One particularly impressive set piece depicts Cossacks attacking a village.
“Historically 200,000 Cossacks fought during the Second World War. Most of them were with the Red Army but 20,000 fought for the Nazis against the Red Army,” explains Marhoul.
“This scene was the most expensive in preparation. Before shooting I spent four days preparing the shots. Once we start burning the village we can’t stop shooting. We couldn’t use the fire department, the buildings were burning for real.
“In two days we set up 96 shots. We used three crews. I was shooting the most important scenes in my point-of-view and the other two crews shooting coverage.”
While some of the incidents in the film have been singled out for their horrific nature what transpires on screen is far less graphic than the average R-rated horror/slasher thriller.
The title refers to a bird that has had its wings painted.
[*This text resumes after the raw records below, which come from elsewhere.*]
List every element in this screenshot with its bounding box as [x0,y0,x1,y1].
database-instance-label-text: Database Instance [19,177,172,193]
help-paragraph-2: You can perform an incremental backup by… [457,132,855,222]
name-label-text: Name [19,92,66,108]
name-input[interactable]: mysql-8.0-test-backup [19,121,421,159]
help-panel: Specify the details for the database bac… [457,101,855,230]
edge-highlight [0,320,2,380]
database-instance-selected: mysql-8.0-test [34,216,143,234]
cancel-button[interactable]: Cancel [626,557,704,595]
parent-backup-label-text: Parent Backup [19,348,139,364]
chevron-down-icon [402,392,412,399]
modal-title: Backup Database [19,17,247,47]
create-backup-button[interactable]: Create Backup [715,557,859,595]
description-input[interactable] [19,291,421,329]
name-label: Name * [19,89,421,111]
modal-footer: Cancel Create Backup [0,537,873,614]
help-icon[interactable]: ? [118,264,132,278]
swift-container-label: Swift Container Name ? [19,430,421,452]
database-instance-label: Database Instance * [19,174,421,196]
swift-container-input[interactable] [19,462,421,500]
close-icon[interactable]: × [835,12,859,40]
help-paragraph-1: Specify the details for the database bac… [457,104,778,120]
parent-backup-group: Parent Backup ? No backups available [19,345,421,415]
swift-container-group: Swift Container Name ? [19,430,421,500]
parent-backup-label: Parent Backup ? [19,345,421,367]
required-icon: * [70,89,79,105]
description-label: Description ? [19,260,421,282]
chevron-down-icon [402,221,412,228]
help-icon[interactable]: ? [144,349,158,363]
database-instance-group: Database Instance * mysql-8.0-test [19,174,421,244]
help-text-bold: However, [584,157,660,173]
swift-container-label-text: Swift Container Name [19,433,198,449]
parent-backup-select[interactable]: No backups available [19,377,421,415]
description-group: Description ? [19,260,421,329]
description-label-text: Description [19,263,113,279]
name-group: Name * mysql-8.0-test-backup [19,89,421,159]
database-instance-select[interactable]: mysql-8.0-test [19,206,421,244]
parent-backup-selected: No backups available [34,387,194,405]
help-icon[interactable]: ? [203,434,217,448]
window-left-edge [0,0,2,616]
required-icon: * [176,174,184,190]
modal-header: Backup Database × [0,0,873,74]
“The scene is symbolic. When the painted bird is released back to a flock of birds they kill it in the sky because it is different,” says Marhoul.
“The flock of birds was the most difficult shot. We had forty people working on that for months. The background was the just the birds in the sky.”
The production utilized the Prague post-production studio UPP, with many international credits and used by directors from around the world.
In the opening scene other boys in the woods attack Petr and his pet ferret. “I had to prove to the committee in the UK when they licensed the movie for distribution that no animals were harmed. It was digital effects. I had to prove that I didn’t burn the ferret,” says Marhoul.
“We showed them the live video of the scene being shot, we had used a live ferret but she only ran in a circle trying to catch a ball. Then we used an animated model, and then we added the fire. And digitally we put it all together.”
When “The Painted Bird” premiered late last year at film festivals there was a different conversation in the air. “Painted Bird” was lumped together with other end-of-the-year war themed pictures as different as “JoJo Rabbit,” “1917,” “Midway,” and “A Hidden Life.”
“The light is visible only in the dark,” says Marhoul. “Now, because of the Covid epidemic people are much more scared and maybe thinking of more important things in their lives than movies.”